C. Keith Ray writes about and develops software in multiple platforms and languages, including iOS® and Macintosh®.
Keith's Résumé (pdf)

Saturday, April 4, 2015

Fitting In and Standing Out

(Originally posted 2003.Jul.03 Thu; links may have expired.)

A quote from Seth Godin's Purple Cow:
If you're remarkable, it's likely that some people won't like you. [...] Criticism comes to those who stand out.
Where did you learn to fail? If you're like most Americans, you learned in first grade. That's when you started figuring out that the safe thing to do was to fit in. The safe thing to do was to color inside the lines, don't ask too many questions in class [....]

A quote from Eliyahu M. Goldratt's Theory of Constraints:

We assume that the openness of these functions [marketing, distribution, etc.] will be enhanced by the positive results achieved in the other functions [production and material...]
What we found out was this is certainly not the case.
[...] The emotional resistance, which already exists, prevents almost any meaningful dialog. The only way to open the Throughput channel in these case was through personnel changes. 
The lesson today is loud and clear. Before any function can go on an ego trip, demonstrating and waving results (and by that digging its own grave) -- before any function can start individual improvements, all functions should decide together on a common way.

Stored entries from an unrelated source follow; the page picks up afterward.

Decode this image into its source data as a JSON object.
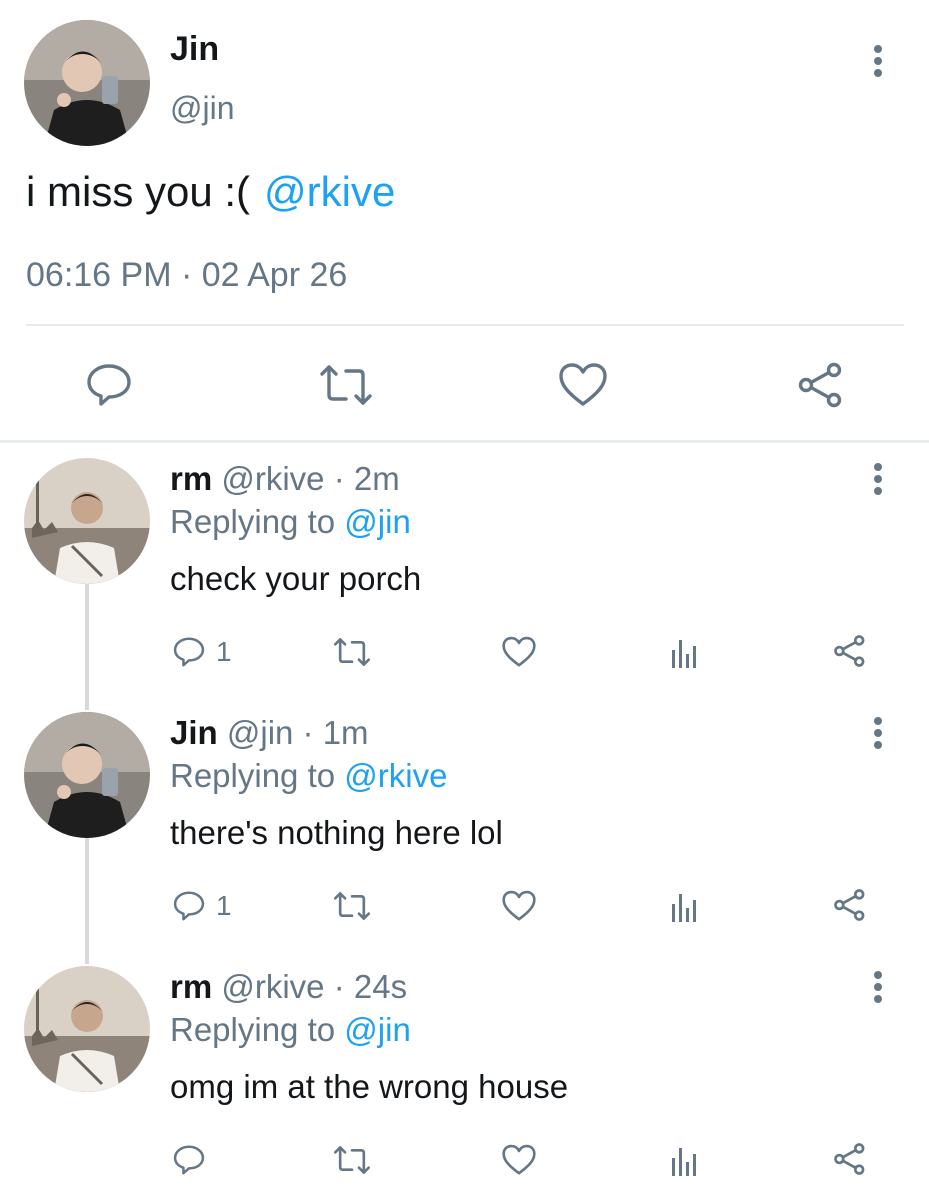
{
  "main_tweet": {
    "name": "Jin",
    "handle": "@jin",
    "text": "i miss you :(",
    "mention": "@rkive",
    "timestamp": "06:16 PM · 02 Apr 26",
    "actions": [
      "reply-icon",
      "retweet-icon",
      "like-icon",
      "share-icon"
    ]
  },
  "replies": [
    {
      "name": "rm",
      "meta": "@rkive · 2m",
      "replying_prefix": "Replying to",
      "replying_to": "@jin",
      "text": "check your porch",
      "reply_count": "1"
    },
    {
      "name": "Jin",
      "meta": "@jin · 1m",
      "replying_prefix": "Replying to",
      "replying_to": "@rkive",
      "text": "there's nothing here lol",
      "reply_count": "1"
    },
    {
      "name": "rm",
      "meta": "@rkive · 24s",
      "replying_prefix": "Replying to",
      "replying_to": "@jin",
      "text": "omg im at the wrong house",
      "reply_count": ""
    }
  ],
  "colors": {
    "accent": "#1da1f2",
    "secondary_text": "#657786",
    "icon": "#657786",
    "divider": "#e6ecf0"
  }
}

Extreme Programming is one of those "Purple Cows" that Seth Godin talks about -- it is "remarkable". Its value comes from not fitting in with what the majority of programmers do. It does more testing and more design, and requires more discipline. The documented bug-rate reductions of projects that converted to XP and their improved time-to-market are actually not believed by many, if not most managers, even when the project is within their own company.

"Selling" XP also has to recognize the manager's fears of not fitting in. Heed Weinberg's Laws of Consulting: "In spite of what your client may tell you, there is always a problem. No matter how it looks at first, it is always a people problem.... Never promise more than a ten percent improvement. (If it were possible to achieve more than a ten percent improvement, there must have been a problem, but there isn't a problem, so...)"

I'm looking to the "project community" practices of IXP to help keep an organization from rejecting XP. Retrospectives and Readiness Assessments that include more than just the programmers. Management Tests. The IXP value of Learning.